Scottish Football has evolved into a corrupt mutation of association football to accommodate a lie. The Lie that Rangers 1872/1899, the club with a Capital C, was sold to Charles Green’s Sevco Scotland as a going concern. Mr Green, with a deft touch of smoke and mirrors , renamed Rangers as RFC 2012. Rangers was finally put out of its misery when Lord Hodge consigned it to Liquidation on October 31, 2012. HMRC, with £92m in unpaid and evaded taxes, voted against the CVA. Rangers were hoist by their own corrupt petard.
As Rangers twisted in the wind like an effigy at Celtic Park, Charles Green was alive to the possibility of making a fast blue buck by acquiring the trading assets of the distressed company and repackaging them as a bastardised version of Rangers. Those who came down in the last shower, wearing bread wrappers on their heads, did not notice the difference. Colour me surprised with a capital C.
Mr. McKenzie is one of the founding partners of Harper McLeod. He acts for the William Hill Organization in relation to betting licensing and general litigation matters in Scotland and the north of England. He is also the legal adviser to the Scottish Premier League and has acted for them in numerous litigations, disputes and contractual matters.
He is best known for his sleight of hand when he conveniently excluded the illegal DOS/VSS tax -evasion instrument from Bill Smith’s Whitewash Commission. In his esteemed opinion, EBT were a legitimate means of tax ‘efficiency ‘ which did not confer a sporting advantage. I trust McKenzie, whose integrity has no beginning, as far as I could throw him. In the entertainment that is the Kinloch v Coral civil case, which I have nicknamed The Hunfight at the OK Coral, McKenzie’s testimony has elicited the most incredulity.
When Counsel asked McKenzie if he had a good knowledge of SPL rules , he duly responded:
“I suspect I am the person with the best knowledge. I am phoned up and asked about SPL rules on an almost daily basis. The Club, with a capital C, had been sold to Sevco Scotland ltd. We learned this from the press mainly. “
I have highlighted this statement in red as it beggars belief. McKenzie, who must be more than aware of the failed CVA, would have us believe that he would take the fanciful flights of folly of those such as Keith Jackson and Shug Jack as the perceived wisdom of the age.
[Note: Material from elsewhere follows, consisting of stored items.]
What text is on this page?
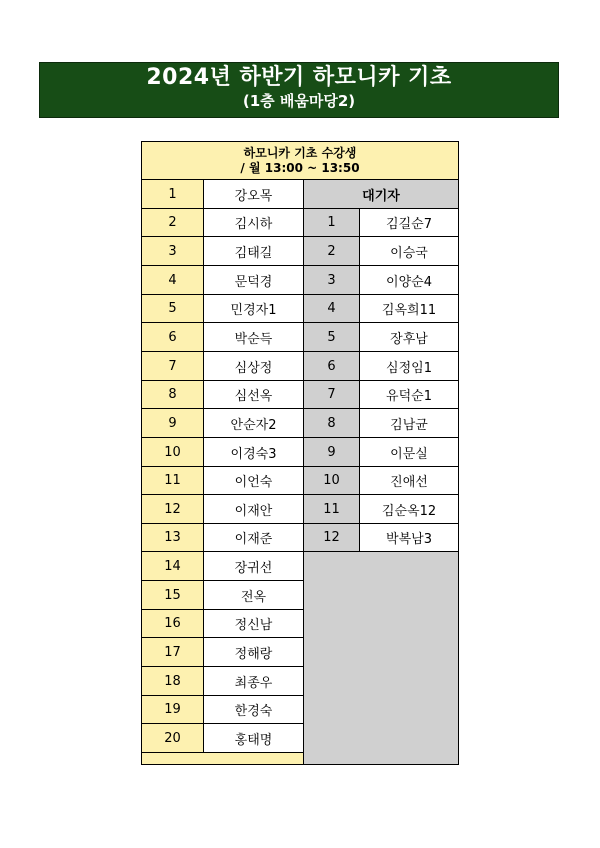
2024년 하반기 하모니카 기초
(1층 배움마당2)
하모니카 기초 수강생
/ 월 13:00 ~ 13:50
1	강오목
2	김시하
3	김태길
4	문덕경
5	민경자1
6	박순득
7	심상정
8	심선옥
9	안순자2
10	이경숙3
11	이언숙
12	이재안
13	이재준
14	장귀선
15	전옥
16	정신남
17	정해랑
18	최종우
19	한경숙
20	홍태명
대기자
1	김길순7
2	이승국
3	이양순4
4	김옥희11
5	장후남
6	심정임1
7	유덕순1
8	김남균
9	이문실
10	진애선
11	김순옥12
12	박복남3
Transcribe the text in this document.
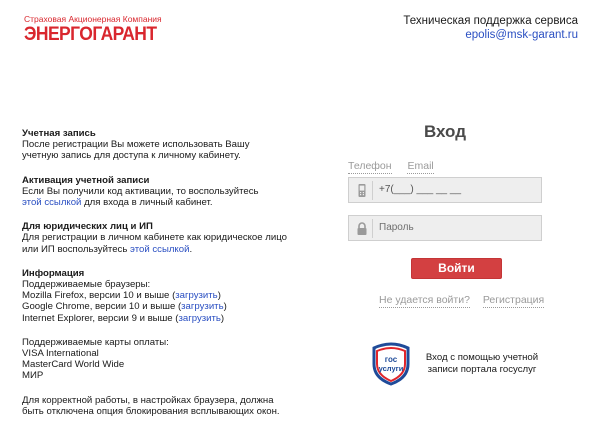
Страховая Акционерная Компания
ЭНЕРГОГАРАНТ
Техническая поддержка сервиса
epolis@msk-garant.ru

Учетная запись

После регистрации Вы можете использовать Вашу

учетную запись для доступа к личному кабинету.

Активация учетной записи

Если Вы получили код активации, то воспользуйтесь

этой ссылкой для входа в личный кабинет.

Для юридических лиц и ИП

Для регистрации в личном кабинете как юридическое лицо

или ИП воспользуйтесь этой ссылкой.

Информация

Поддерживаемые браузеры:

Mozilla Firefox, версии 10 и выше (загрузить)

Google Chrome, версии 10 и выше (загрузить)

Internet Explorer, версии 9 и выше (загрузить)

Поддерживаемые карты оплаты:

VISA International

MasterCard World Wide

МИР

Для корректной работы, в настройках браузера, должна

быть отключена опция блокирования всплывающих окон.

Вход
Телефон Email
+7(___) ___ __ __
Пароль
Войти
Не удается войти? Регистрация
гос
услуги
Вход с помощью учетной
записи портала госуслуг
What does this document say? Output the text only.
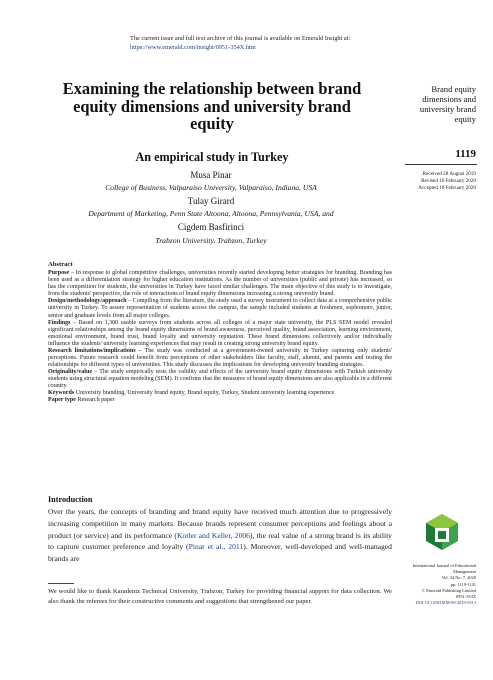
The current issue and full text archive of this journal is available on Emerald Insight at:
https://www.emerald.com/insight/0951-354X.htm
Examining the relationship between brand equity dimensions and university brand equity
An empirical study in Turkey
Musa Pinar
College of Business, Valparaiso University, Valparaiso, Indiana, USA
Tulay Girard
Department of Marketing, Penn State Altoona, Altoona, Pennsylvania, USA, and
Cigdem Basfirinci
Trabzon University, Trabzon, Turkey
Brand equity dimensions and university brand equity
1119
Received 28 August 2019
Revised 10 February 2020
Accepted 10 February 2020
Abstract

Purpose – In response to global competitive challenges, universities recently started developing better strategies for branding. Branding has been used as a differentiation strategy for higher education institutions. As the number of universities (public and private) has increased, so has the competition for students, the universities in Turkey have faced similar challenges. The main objective of this study is to investigate, from the students' perspective, the role of interactions of brand equity dimensions increasing a strong university brand.

Design/methodology/approach – Compiling from the literature, the study used a survey instrument to collect data at a comprehensive public university in Turkey. To assure representation of students across the campus, the sample included students at freshmen, sophomore, junior, senior and graduate levels from all major colleges.

Findings – Based on 1,300 usable surveys from students across all colleges of a major state university, the PLS SEM model revealed significant relationships among the brand equity dimensions of brand awareness, perceived quality, brand association, learning environment, emotional environment, brand trust, brand loyalty and university reputation. These brand dimensions collectively and/or individually influence the students' university learning experiences that may result in creating strong university brand equity.

Research limitations/implications – The study was conducted at a government-owned university in Turkey capturing only students' perceptions. Future research could benefit from perceptions of other stakeholders like faculty, staff, alumni, and parents and testing the relationships for different types of universities. This study discusses the implications for developing university branding strategies.

Originality/value – The study empirically tests the validity and effects of the university brand equity dimensions with Turkish university students using structural equation modeling (SEM). It confirms that the measures of brand equity dimensions are also applicable in a different country.

Keywords University branding, University brand equity, Brand equity, Turkey, Student university learning experience

Paper type Research paper

Introduction
Over the years, the concepts of branding and brand equity have received much attention due to progressively increasing competition in many markets. Because brands represent consumer perceptions and feelings about a product (or service) and its performance (Kotler and Keller, 2006), the real value of a strong brand is its ability to capture customer preference and loyalty (Pinar et al., 2011). Moreover, well-developed and well-managed brands are
We would like to thank Karadeniz Technical University, Trabzon, Turkey for providing financial support for data collection. We also thank the referees for their constructive comments and suggestions that strengthened our paper.
International Journal of Educational Management
Vol. 34 No. 7, 2020
pp. 1119-1141
© Emerald Publishing Limited
0951-354X
DOI 10.1108/IJEM-08-2019-0313
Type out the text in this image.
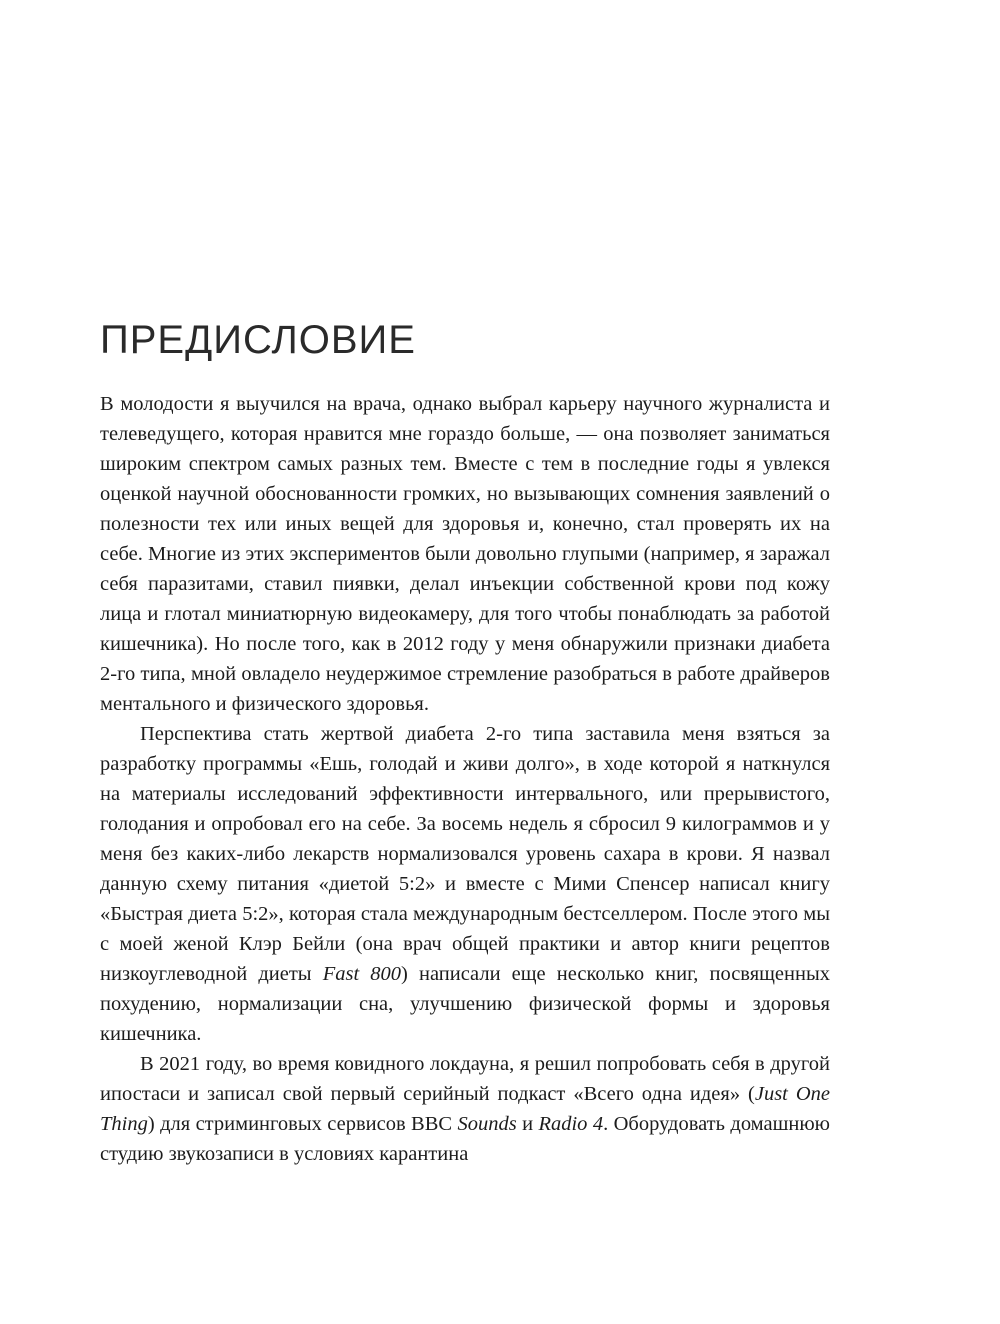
ПРЕДИСЛОВИЕ

В молодости я выучился на врача, однако выбрал карьеру научного журналиста и телеведущего, которая нравится мне гораздо больше, — она позволяет заниматься широким спектром самых разных тем. Вместе с тем в последние годы я увлекся оценкой научной обоснованности громких, но вызывающих сомнения заявлений о полезности тех или иных вещей для здоровья и, конечно, стал проверять их на себе. Многие из этих экспериментов были довольно глупыми (например, я заражал себя паразитами, ставил пиявки, делал инъекции собственной крови под кожу лица и глотал миниатюрную видеокамеру, для того чтобы понаблюдать за работой кишечника). Но после того, как в 2012 году у меня обнаружили признаки диабета 2-го типа, мной овладело неудержимое стремление разобраться в работе драйверов ментального и физического здоровья.

Перспектива стать жертвой диабета 2-го типа заставила меня взяться за разработку программы «Ешь, голодай и живи долго», в ходе которой я наткнулся на материалы исследований эффективности интервального, или прерывистого, голодания и опробовал его на себе. За восемь недель я сбросил 9 килограммов и у меня без каких-либо лекарств нормализовался уровень сахара в крови. Я назвал данную схему питания «диетой 5:2» и вместе с Мими Спенсер написал книгу «Быстрая диета 5:2», которая стала международным бестселлером. После этого мы с моей женой Клэр Бейли (она врач общей практики и автор книги рецептов низкоуглеводной диеты Fast 800) написали еще несколько книг, посвященных похудению, нормализации сна, улучшению физической формы и здоровья кишечника.

В 2021 году, во время ковидного локдауна, я решил попробовать себя в другой ипостаси и записал свой первый серийный подкаст «Всего одна идея» (Just One Thing) для стриминговых сервисов BBC Sounds и Radio 4. Оборудовать домашнюю студию звукозаписи в условиях карантина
Mr McKenzie is a Charlatan with a Capital C.
Coral’s retained gunslinger, Craig Sandison QC, shot himself in the foot when he asserted:
“Rangers were not relegated from the SPL, they were expelled from it.”
Allow me to edify Mr. Sandison. Charles Green and his basket of assets rocked up at the SPL to solicit the transfer of Rangers 1872 SPL share to Sevco Scotland. Only Rangers 1872, represented by Duff & Phelps, voted in favour of Green’s proposal. Kilmarnock abstained. The remaining 10 clubs voted against as they were facing a season ticket boycott had they agreed to this subversive abomination.
The following exchange was instructive:
Mr Sandison inquired:
” Was the football team called Rangers FC ever relegated from the SPL?”
“That would require me to make a judgement on what is ‘relegation’ and I’d rather not do so.”
Forgive me if I pause with exasperation. The self-styled consigliere of the SPL, the go to guy on the rules that he drafted and ratified, was not prepared to make a judgment call on relegation. At this point the presiding judge Lord Bannatyne should have stepped in to force his hand. Should Kinloch lose this case, he has grounds for an appeal.
The Rangers that Mr Kinloch bet on are in liquidation. They are being wound down. Coral have no case to answer. Kinloch’s bet was that Rangers would be ‘relegated’. However all bets were off when they shuffled off their mortal coil.